I have an audio signal which contains the combination of different western music notes(I know this combination in advance) and I want to identify the sequence of the music notes present in it. For this, I am following the below steps:
- Firstly, I am identifying all the dominant frequencies present in that signal using PredominantPitchMelodia algorithm of essentia library of python.
- The output of this algorithm provides me the vector array of dominant frequencies.
- Now, I want to distinguish between different music notes present in the signal with the help of this vector array of frequencies.
- This array of frequencies also contains noise from the environment, which I don’t want to remove.
The above figure shows the combination of 8 notes which I need to differentiate.
Following are the methods I tried:
- I tried to identify the sequence using k-means clustering method. But k-means clustering is not suitable for time series signal. The main drawback of using k-means is that when we do clustering, the noise frequency present in one note might lie in the frequency cluster of other note. So instead of considering it as noise, the algorithm considers it in the cluster of previous note.

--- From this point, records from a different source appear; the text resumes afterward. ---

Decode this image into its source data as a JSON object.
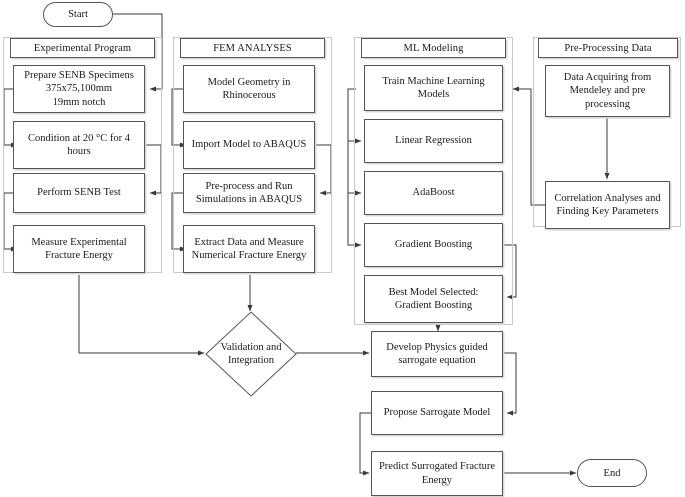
{
  "diagram": {
    "title_implicit": "Research methodology flowchart",
    "terminators": {
      "start": "Start",
      "end": "End"
    },
    "panels": [
      {
        "id": "experimental",
        "title": "Experimental Program",
        "nodes": [
          {
            "id": "prepare-senb",
            "lines": [
              "Prepare SENB Specimens",
              "375x75,100mm",
              "19mm notch"
            ]
          },
          {
            "id": "condition",
            "lines": [
              "Condition at 20 °C for 4",
              "hours"
            ]
          },
          {
            "id": "perform-senb",
            "lines": [
              "Perform SENB Test"
            ]
          },
          {
            "id": "measure-exp",
            "lines": [
              "Measure Experimental",
              "Fracture Energy"
            ]
          }
        ]
      },
      {
        "id": "fem",
        "title": "FEM ANALYSES",
        "nodes": [
          {
            "id": "model-geometry",
            "lines": [
              "Model Geometry in",
              "Rhinocerous"
            ]
          },
          {
            "id": "import-abaqus",
            "lines": [
              "Import Model to ABAQUS"
            ]
          },
          {
            "id": "preprocess-run",
            "lines": [
              "Pre-process and Run",
              "Simulations in ABAQUS"
            ]
          },
          {
            "id": "extract-data",
            "lines": [
              "Extract Data and Measure",
              "Numerical Fracture Energy"
            ]
          }
        ]
      },
      {
        "id": "ml",
        "title": "ML Modeling",
        "nodes": [
          {
            "id": "train-models",
            "lines": [
              "Train Machine Learning",
              "Models"
            ]
          },
          {
            "id": "linear-regression",
            "lines": [
              "Linear Regression"
            ]
          },
          {
            "id": "adaboost",
            "lines": [
              "AdaBoost"
            ]
          },
          {
            "id": "gradient-boosting",
            "lines": [
              "Gradient Boosting"
            ]
          },
          {
            "id": "best-model",
            "lines": [
              "Best Model Selected:",
              "Gradient Boosting"
            ]
          }
        ]
      },
      {
        "id": "preprocessing",
        "title": "Pre-Processing Data",
        "nodes": [
          {
            "id": "data-acquiring",
            "lines": [
              "Data Acquiring from",
              "Mendeley and pre",
              "processing"
            ]
          },
          {
            "id": "correlation",
            "lines": [
              "Correlation Analyses and",
              "Finding Key Parameters"
            ]
          }
        ]
      }
    ],
    "decision": {
      "id": "validation",
      "lines": [
        "Validation and",
        "Integration"
      ]
    },
    "bottom_nodes": [
      {
        "id": "develop-equation",
        "lines": [
          "Develop Physics guided",
          "sarrogate equation"
        ]
      },
      {
        "id": "propose-model",
        "lines": [
          "Propose Sarrogate Model"
        ]
      },
      {
        "id": "predict-energy",
        "lines": [
          "Predict Surrogated Fracture",
          "Energy"
        ]
      }
    ],
    "colors": {
      "node_border": "#555555",
      "panel_border": "#c9c9c9",
      "shadow": "#d8d8d8",
      "wire": "#3a3a3a",
      "background": "#ffffff",
      "text": "#1a1a1a"
    }
  }
}
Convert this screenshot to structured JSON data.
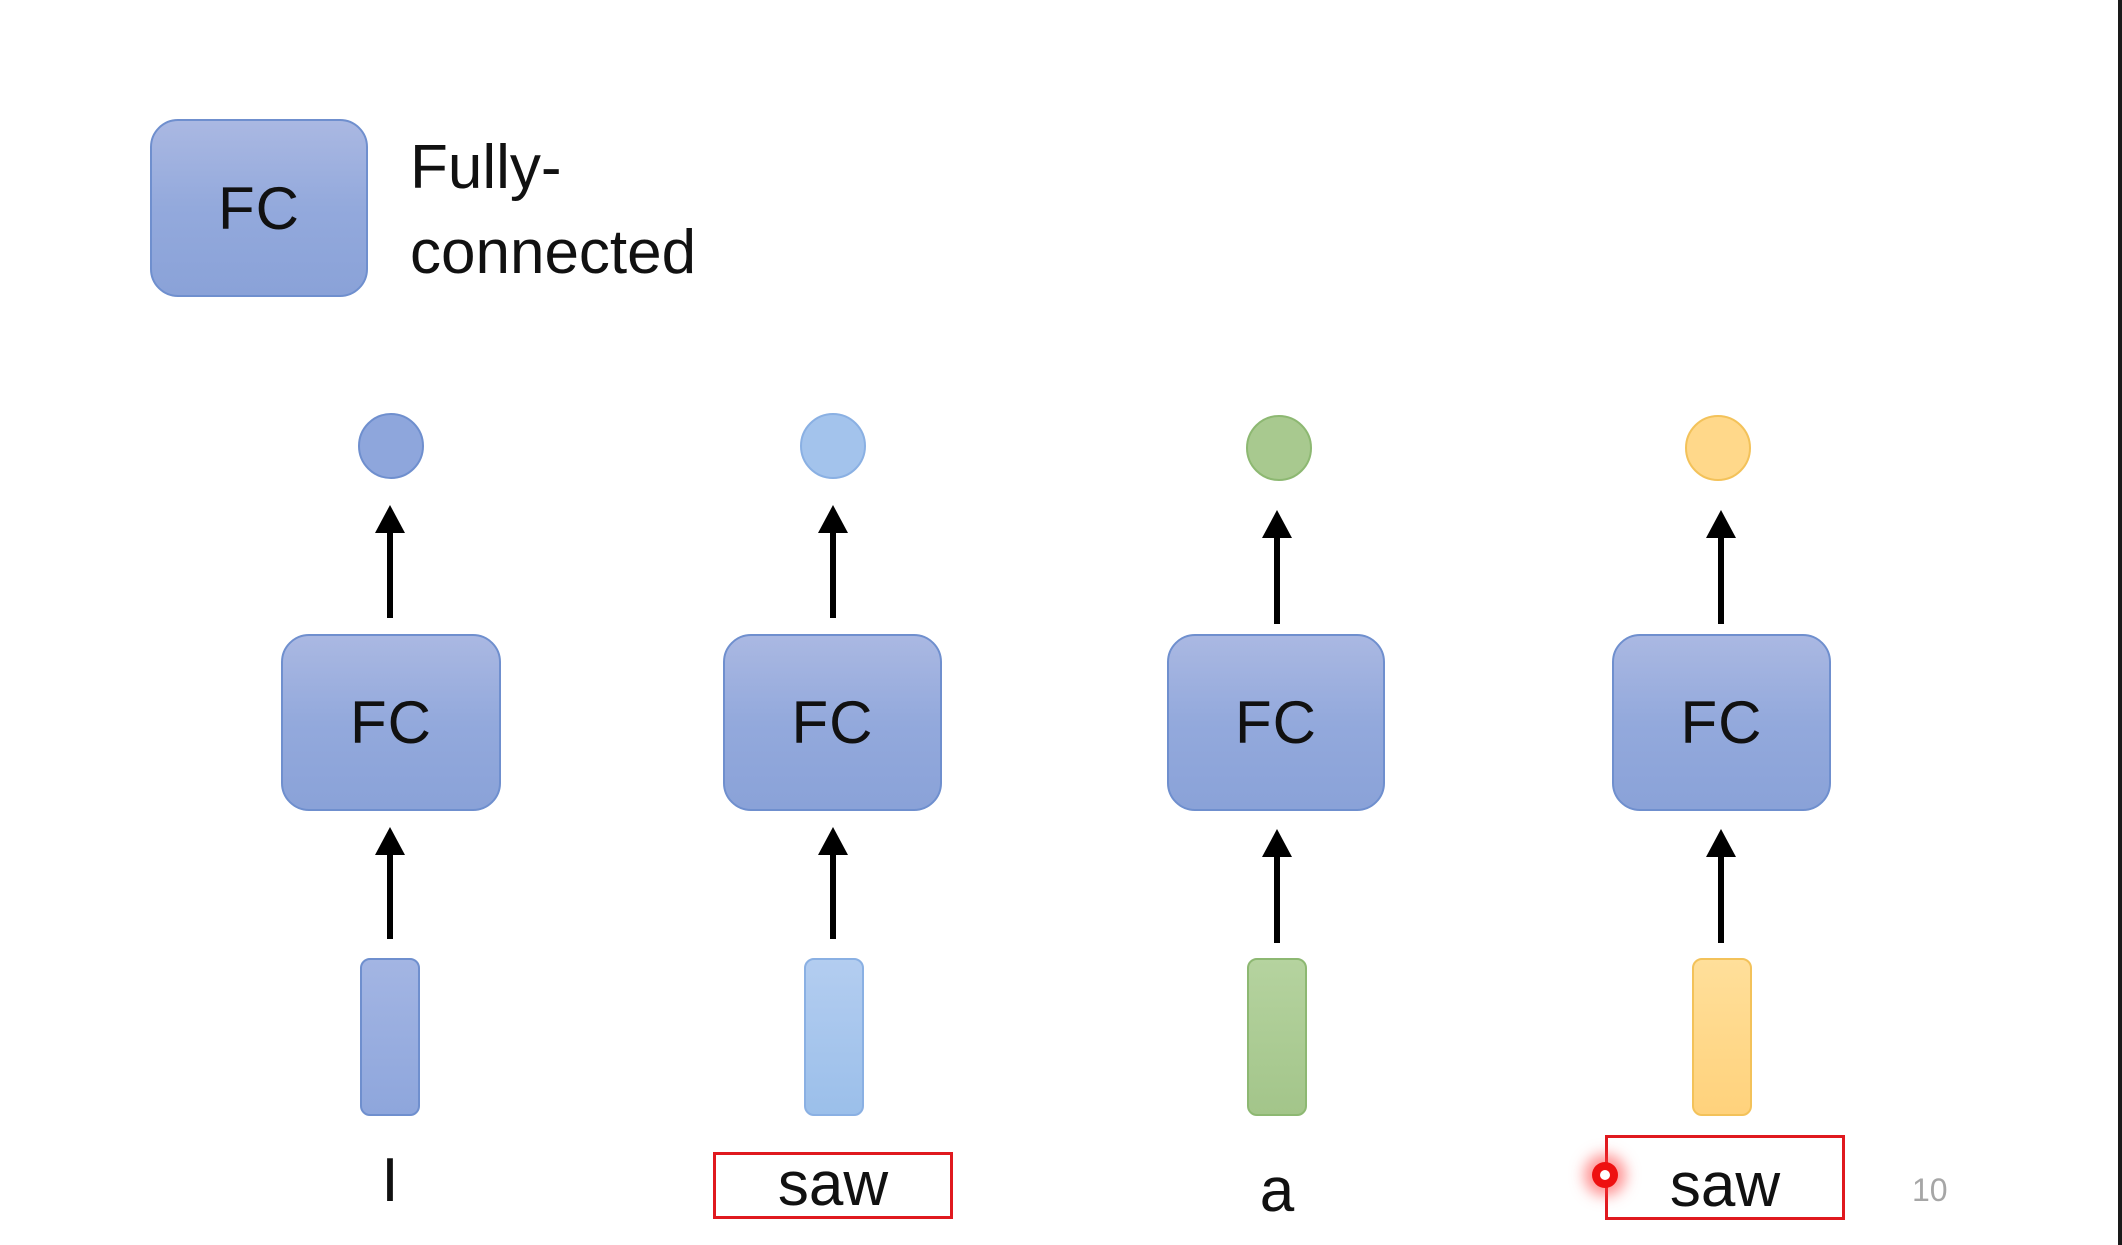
{
  "legend": {
    "box_label": "FC",
    "text_line1": "Fully-",
    "text_line2": "connected"
  },
  "columns": [
    {
      "fc_label": "FC",
      "word": "I",
      "color": "#8ea6dc",
      "highlighted": false
    },
    {
      "fc_label": "FC",
      "word": "saw",
      "color": "#a3c3ec",
      "highlighted": true
    },
    {
      "fc_label": "FC",
      "word": "a",
      "color": "#a8c98f",
      "highlighted": false
    },
    {
      "fc_label": "FC",
      "word": "saw",
      "color": "#ffd88a",
      "highlighted": true
    }
  ],
  "colors": {
    "fc_blue": "#93a9dc",
    "highlight_red": "#e0191f"
  },
  "slide_number": "10"
}
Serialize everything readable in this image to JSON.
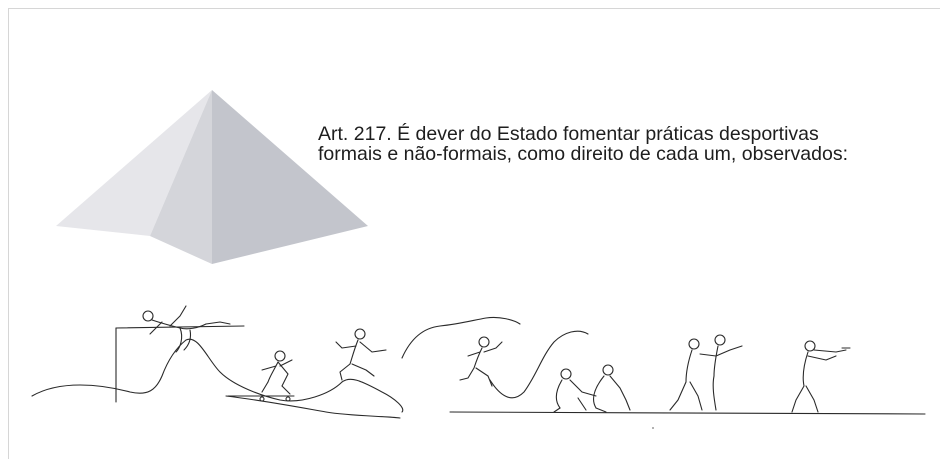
{
  "slide": {
    "article_line_1": "Art. 217. É dever do Estado fomentar práticas desportivas",
    "article_line_2": "formais e não-formais, como direito de cada um, observados:"
  },
  "colors": {
    "background": "#ffffff",
    "text": "#1e1e1e",
    "pyramid_left_face": "#e6e6ea",
    "pyramid_mid_face": "#d4d5da",
    "pyramid_right_face": "#c3c5cc",
    "line_art": "#2a2a2a"
  },
  "illustration": {
    "style": "continuous-line-art",
    "figures": [
      "high-jumper",
      "skateboarder",
      "kicker",
      "runner",
      "wrestlers",
      "ballet-pair",
      "shooter"
    ]
  }
}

- I am also thinking to implement moving average but again I am doubtful that it might alter my data and the result might not be that accurate.
- I also thought of creating an adaptive window which could shift in time and do clustering frame by frame. No idea how to implement this adaptive window and whether it is a good method or not. Again for adaptive window, I should know the window size in prior. And if I could guess the window size to form cluster for one note then I actually don’t need to cluster anymore because I already have the boundary points.
- To find the boundary points, maybe segmentation could be useful which is used to detect silence in audio signals but my data need not contain silence between two notes. And again segmentation might require training data(supervised learning)
Please help me to figure out the solution for this problem.